With the right advice investing can keep you ahead of the cost of living over time, potentially increasing your wealth. Ultimately, saving money provides you with greater financial security, flexibility, and the ability to achieve your financial goals.

But what are the options when faced with continuing market volatility and uncertainty? One of the oldest rules of investing is ‘Don’t put all of your eggs in one basket’ – but how do you identify which eggs go into which baskets.

Many people don’t save due to lack of awareness, or due to low income as they need to prioritise necessities such as food, housing, and healthcare. Others are in debt for many reasons while others procrastinate, putting off saving for the future because it feels like a distant goal, and they prioritise immediate wants and needs over long-term savings.

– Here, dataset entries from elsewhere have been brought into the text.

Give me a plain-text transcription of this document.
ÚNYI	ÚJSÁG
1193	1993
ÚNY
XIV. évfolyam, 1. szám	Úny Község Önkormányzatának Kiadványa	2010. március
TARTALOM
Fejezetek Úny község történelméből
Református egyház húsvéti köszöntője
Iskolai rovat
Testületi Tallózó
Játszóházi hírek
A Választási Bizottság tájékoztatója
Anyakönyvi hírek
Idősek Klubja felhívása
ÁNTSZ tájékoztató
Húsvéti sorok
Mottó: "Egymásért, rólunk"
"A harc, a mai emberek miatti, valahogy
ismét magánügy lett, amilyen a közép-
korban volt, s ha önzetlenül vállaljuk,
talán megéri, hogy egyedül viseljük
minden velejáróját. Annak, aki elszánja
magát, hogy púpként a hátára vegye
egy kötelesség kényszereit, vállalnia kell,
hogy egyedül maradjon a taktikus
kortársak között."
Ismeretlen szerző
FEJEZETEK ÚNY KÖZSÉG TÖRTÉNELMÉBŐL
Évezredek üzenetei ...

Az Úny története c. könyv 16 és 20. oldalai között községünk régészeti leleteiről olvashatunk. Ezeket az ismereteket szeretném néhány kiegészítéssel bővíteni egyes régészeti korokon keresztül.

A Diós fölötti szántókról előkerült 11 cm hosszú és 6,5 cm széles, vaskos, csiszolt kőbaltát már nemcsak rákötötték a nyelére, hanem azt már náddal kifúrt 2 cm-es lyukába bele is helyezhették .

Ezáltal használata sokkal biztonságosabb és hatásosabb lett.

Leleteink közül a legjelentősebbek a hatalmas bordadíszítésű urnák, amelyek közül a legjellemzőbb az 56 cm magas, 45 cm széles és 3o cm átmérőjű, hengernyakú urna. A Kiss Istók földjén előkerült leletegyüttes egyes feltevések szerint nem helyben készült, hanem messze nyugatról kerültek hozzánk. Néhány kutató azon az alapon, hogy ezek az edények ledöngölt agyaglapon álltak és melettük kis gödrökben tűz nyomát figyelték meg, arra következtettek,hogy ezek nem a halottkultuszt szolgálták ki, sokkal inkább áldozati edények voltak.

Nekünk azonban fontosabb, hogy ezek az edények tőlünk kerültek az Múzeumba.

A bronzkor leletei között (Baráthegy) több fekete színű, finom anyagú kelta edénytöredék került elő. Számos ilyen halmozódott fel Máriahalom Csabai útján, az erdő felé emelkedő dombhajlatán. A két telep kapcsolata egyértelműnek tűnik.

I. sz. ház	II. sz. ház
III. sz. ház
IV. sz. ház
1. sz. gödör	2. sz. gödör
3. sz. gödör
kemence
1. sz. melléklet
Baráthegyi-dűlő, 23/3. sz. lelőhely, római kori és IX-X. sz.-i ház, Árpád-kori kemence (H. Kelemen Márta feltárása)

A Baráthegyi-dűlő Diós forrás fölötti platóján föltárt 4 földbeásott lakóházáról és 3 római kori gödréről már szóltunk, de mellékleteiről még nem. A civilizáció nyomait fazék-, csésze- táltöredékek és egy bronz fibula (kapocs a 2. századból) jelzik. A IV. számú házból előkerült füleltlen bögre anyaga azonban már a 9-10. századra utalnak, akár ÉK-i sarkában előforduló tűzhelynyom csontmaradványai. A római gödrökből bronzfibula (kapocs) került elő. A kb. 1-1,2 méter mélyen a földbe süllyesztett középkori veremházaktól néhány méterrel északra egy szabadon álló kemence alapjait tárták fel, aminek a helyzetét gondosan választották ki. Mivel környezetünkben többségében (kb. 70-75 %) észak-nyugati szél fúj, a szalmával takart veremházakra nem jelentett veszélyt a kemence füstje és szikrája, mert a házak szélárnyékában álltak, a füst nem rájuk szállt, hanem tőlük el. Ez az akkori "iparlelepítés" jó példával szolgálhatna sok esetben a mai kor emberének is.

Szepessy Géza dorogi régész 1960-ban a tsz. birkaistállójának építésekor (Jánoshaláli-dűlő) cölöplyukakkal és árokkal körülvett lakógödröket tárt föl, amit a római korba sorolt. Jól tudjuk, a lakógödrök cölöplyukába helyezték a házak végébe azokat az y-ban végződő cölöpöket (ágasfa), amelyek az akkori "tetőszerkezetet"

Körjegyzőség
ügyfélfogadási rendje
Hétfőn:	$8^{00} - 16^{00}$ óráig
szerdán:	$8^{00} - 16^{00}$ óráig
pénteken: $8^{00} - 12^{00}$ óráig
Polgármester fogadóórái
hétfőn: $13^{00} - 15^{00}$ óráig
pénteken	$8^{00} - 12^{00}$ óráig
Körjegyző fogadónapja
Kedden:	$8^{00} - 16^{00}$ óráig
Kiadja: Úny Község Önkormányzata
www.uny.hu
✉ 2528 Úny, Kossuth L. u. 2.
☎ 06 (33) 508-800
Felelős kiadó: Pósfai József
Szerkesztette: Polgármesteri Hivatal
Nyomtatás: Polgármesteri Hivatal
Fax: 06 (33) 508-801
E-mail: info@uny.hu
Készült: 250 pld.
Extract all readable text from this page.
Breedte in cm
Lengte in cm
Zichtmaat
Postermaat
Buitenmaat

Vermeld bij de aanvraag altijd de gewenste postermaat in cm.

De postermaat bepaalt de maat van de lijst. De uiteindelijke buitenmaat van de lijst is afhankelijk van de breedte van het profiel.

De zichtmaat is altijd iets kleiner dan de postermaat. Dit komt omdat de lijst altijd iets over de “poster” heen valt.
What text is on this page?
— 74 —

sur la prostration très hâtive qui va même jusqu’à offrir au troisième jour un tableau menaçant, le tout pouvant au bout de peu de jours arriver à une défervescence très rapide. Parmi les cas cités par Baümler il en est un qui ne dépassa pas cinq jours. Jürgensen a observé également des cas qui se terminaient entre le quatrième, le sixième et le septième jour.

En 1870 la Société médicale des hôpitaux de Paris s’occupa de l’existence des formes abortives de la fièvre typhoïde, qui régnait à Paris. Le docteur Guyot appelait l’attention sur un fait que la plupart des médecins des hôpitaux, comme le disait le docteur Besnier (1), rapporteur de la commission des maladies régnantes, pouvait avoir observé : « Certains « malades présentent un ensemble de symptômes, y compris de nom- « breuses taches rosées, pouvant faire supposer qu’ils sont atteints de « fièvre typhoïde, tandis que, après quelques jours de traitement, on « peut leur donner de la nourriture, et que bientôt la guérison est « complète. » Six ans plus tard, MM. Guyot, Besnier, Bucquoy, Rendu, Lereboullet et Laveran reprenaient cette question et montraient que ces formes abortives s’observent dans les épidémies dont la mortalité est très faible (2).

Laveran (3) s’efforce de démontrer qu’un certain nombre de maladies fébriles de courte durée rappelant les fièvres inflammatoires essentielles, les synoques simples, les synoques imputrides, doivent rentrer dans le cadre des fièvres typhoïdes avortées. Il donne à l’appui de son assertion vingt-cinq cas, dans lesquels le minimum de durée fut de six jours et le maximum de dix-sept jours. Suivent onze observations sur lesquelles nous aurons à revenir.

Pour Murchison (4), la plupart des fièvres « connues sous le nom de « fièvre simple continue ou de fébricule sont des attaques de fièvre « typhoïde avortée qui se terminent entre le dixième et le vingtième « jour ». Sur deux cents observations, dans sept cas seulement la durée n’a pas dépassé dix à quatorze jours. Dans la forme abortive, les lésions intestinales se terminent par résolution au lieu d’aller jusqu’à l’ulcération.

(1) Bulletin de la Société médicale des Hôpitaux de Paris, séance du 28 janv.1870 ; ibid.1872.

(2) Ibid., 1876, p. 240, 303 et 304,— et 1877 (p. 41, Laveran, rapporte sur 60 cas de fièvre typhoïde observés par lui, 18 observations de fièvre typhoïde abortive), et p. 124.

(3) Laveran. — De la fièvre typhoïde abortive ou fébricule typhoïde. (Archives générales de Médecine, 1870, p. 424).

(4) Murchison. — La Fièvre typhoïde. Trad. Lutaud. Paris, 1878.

But what about those who do want to save? An investment account can be a powerful tool for building wealth and achieving financial goals. However, it’s important to understand the risks involved and to carefully consider investment decisions before making any investments. Seek advice from a financial advisor or professional before opening an investment account.

A recent Bank of Ireland survey shows that people prioritise saving for holidays (49%), home renovations (27%) and buying a new car (22%) ahead of other pursuits. The survey showed that only 11% are saving with an eye on investing and, while 23% of respondents positively rated their know-how in the investments area, 49% rated their knowledge as poor.

To help, Bank of Ireland is running the ‘Invested Webinar Series,’ designed to help people learn more about investing. The reason for this is that from the survey they found people fear losing some or all of their money by investing. Others are afraid of having their money tied up for years or simply feel they don’t have enough money to invest.

Notably men claim to have more investment knowledge (33%) versus only 13% of women. 28% of men currently hold an investment account (just 10% of women), as the survey uncovered an overall lack of financial literacy in the investments space.

When looking for advice people will consult a family member (38%) or a friend (24%) regarding investments, rather than consult a professional financial adviser (22%), and 37% of those surveyed have never spoken to anyone at all about investing.

Commenting on the survey, Bernard Walsh at Bank of Ireland said: “I encourage those with money left over once daily expenses are factored in, and who already have a rainy-day fund in place, to consider investments. Investments are a smart way to achieve growth, and with patience and time can generate good returns.

“This is where good advice really plays its part in helping people make an informed choice, and why it is so important to talk with a qualified financial advisor.

“Investing is a long-term activity, but once people find the right balance between seeking the return they want and investing an amount they are comfortable with, the result can often be well worth it.”